Lucile à M. Mercier
J’ai reçu votre lettre, Monsieur ; j’en suis encore tout ébranlée ; qu’y a-t-il donc dans vos lettres qui remue l’âme jusqu’au fond ? Celles de l’Abbé lui-même, si bonnes, si charitables, ne faisaient pas cette impression sur moi.
Il faut que vous connaissiez toute la vérité, le temps des précautions est passé. Ne craignez pas de m’avoir blessée en parlant comme vous l’avez fait des deux Eglises : quoique catholique par position, je suis née protestante. Au reste, comme vous le dites, c’est le salut de mon âme qui doit m’occuper avant tout ; la question d’Église viendra après.
Je n’avais pas bien saisi dans vos premières lettres cette étonnante doctrine du Saint-Esprit. Je la comprends mal encore sans doute, mais il me semble pourtant que je l’entrevois. Que cela est beau ! que cela est beau ! Je crains toujours quelque illusion ; l’exaltation doit être facile dans un sujet si entraînant.
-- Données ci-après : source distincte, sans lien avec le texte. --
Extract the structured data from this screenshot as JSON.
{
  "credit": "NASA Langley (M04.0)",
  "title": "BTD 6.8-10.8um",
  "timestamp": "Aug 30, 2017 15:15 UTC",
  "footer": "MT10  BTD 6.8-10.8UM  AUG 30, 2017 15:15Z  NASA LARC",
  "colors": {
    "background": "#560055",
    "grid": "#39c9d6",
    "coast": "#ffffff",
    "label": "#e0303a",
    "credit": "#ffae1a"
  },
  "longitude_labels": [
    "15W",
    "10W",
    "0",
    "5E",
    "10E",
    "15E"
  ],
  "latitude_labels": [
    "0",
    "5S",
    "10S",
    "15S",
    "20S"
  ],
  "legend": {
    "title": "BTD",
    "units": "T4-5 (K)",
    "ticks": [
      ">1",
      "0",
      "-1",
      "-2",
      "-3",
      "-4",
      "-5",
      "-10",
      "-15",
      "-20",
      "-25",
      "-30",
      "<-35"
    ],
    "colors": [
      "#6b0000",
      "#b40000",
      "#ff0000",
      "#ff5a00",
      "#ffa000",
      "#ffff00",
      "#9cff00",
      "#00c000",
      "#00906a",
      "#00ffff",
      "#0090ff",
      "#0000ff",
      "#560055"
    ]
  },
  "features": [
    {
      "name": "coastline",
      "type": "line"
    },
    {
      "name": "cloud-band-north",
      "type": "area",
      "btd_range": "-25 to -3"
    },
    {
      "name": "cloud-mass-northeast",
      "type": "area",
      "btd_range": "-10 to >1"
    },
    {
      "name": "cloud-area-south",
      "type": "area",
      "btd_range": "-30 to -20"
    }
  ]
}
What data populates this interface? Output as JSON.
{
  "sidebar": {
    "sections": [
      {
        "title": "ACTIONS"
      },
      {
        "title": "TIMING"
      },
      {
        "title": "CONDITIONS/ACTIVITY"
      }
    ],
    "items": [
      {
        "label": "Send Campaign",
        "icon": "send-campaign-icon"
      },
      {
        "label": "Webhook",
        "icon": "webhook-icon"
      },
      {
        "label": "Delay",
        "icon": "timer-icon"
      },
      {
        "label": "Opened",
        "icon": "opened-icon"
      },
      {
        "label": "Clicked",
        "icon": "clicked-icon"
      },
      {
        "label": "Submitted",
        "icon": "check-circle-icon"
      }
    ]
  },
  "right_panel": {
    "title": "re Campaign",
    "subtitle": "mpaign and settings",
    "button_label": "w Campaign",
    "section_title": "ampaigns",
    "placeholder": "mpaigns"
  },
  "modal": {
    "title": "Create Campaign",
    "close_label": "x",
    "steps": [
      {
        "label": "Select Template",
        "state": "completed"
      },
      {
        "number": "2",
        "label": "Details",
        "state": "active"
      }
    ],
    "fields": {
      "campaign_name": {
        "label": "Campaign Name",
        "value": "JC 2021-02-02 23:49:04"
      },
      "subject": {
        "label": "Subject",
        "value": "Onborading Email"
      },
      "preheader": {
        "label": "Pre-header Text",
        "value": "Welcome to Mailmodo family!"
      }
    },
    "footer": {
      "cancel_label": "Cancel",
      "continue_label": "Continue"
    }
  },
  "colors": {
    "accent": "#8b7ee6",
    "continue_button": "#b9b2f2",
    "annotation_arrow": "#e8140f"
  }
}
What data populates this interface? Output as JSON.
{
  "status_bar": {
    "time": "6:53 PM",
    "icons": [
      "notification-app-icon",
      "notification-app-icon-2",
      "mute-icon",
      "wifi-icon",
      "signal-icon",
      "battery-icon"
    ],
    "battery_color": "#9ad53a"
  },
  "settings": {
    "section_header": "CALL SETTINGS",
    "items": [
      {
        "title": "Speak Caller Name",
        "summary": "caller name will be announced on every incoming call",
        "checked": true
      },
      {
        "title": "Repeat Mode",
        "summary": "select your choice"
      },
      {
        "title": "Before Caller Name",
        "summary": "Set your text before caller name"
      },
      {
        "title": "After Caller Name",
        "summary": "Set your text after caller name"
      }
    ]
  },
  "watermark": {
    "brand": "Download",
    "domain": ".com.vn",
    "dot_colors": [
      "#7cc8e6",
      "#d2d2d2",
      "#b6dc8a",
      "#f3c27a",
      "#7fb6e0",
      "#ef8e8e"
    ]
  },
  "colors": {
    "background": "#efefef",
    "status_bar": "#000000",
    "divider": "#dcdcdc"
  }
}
Les objections qu’on m’avait suggérées ne sauraient plus me retenir : outre qu’elles paraissent suffisamment résolues par vos explications, elles ne balancent pas, je le vois bien, les difficultés qui se trouvent de l’autre côté, et auxquelles je n’avais jamais réfléchi. Ah ! vous avez bien, raison de dire que la foi véritable me manque encore ! Mais cette foi, Monsieur, en quoi consiste-t-elle donc ? Je l’apprendrai, dites-vous, en lisant l’Écriture sainte ; je devrais la lire, sans doute, et, pourtant, n’allez pas perdre patience avec moi, il est encore dans la lettre de l’Abbé un point auquel vous n’avez pas touché : je veux parler de ce qu’il dit sur le danger de cette lecture. Je ne m’y étais point arrêtée d’abord ; mais je me suis avisée d’aller lire la lettre de Fénelon sur l’Écriture sainte, et j’avoue que j’en ai été tout étourdie. S’il y a réellement dans la Bible tant de choses qui peuvent troubler la foi des simples et leur donner même du scandale, ne vaut-il pas mieux après tout que je me borne à lire des parties choisies des Écritures, ou des ouvrages, dans lesquels on aura exposé la doctrine chrétienne en supprimant ces traits étranges ou contraires à la délicatesse de nos mœurs ?
Je me suis mise à lire quelques livres de ce genre, et, en particulier, l’Imitation de Jésus-Christ. Cette lecture me fait beaucoup de bien : ne pourrais-je pas m’en contenter ? Il y a, dans le fait, bien des personnes pieuses qui ne lisent jamais la Bible ; et à peine était-elle connue dans nos campagnes avant que les colporteurs y fussent venus.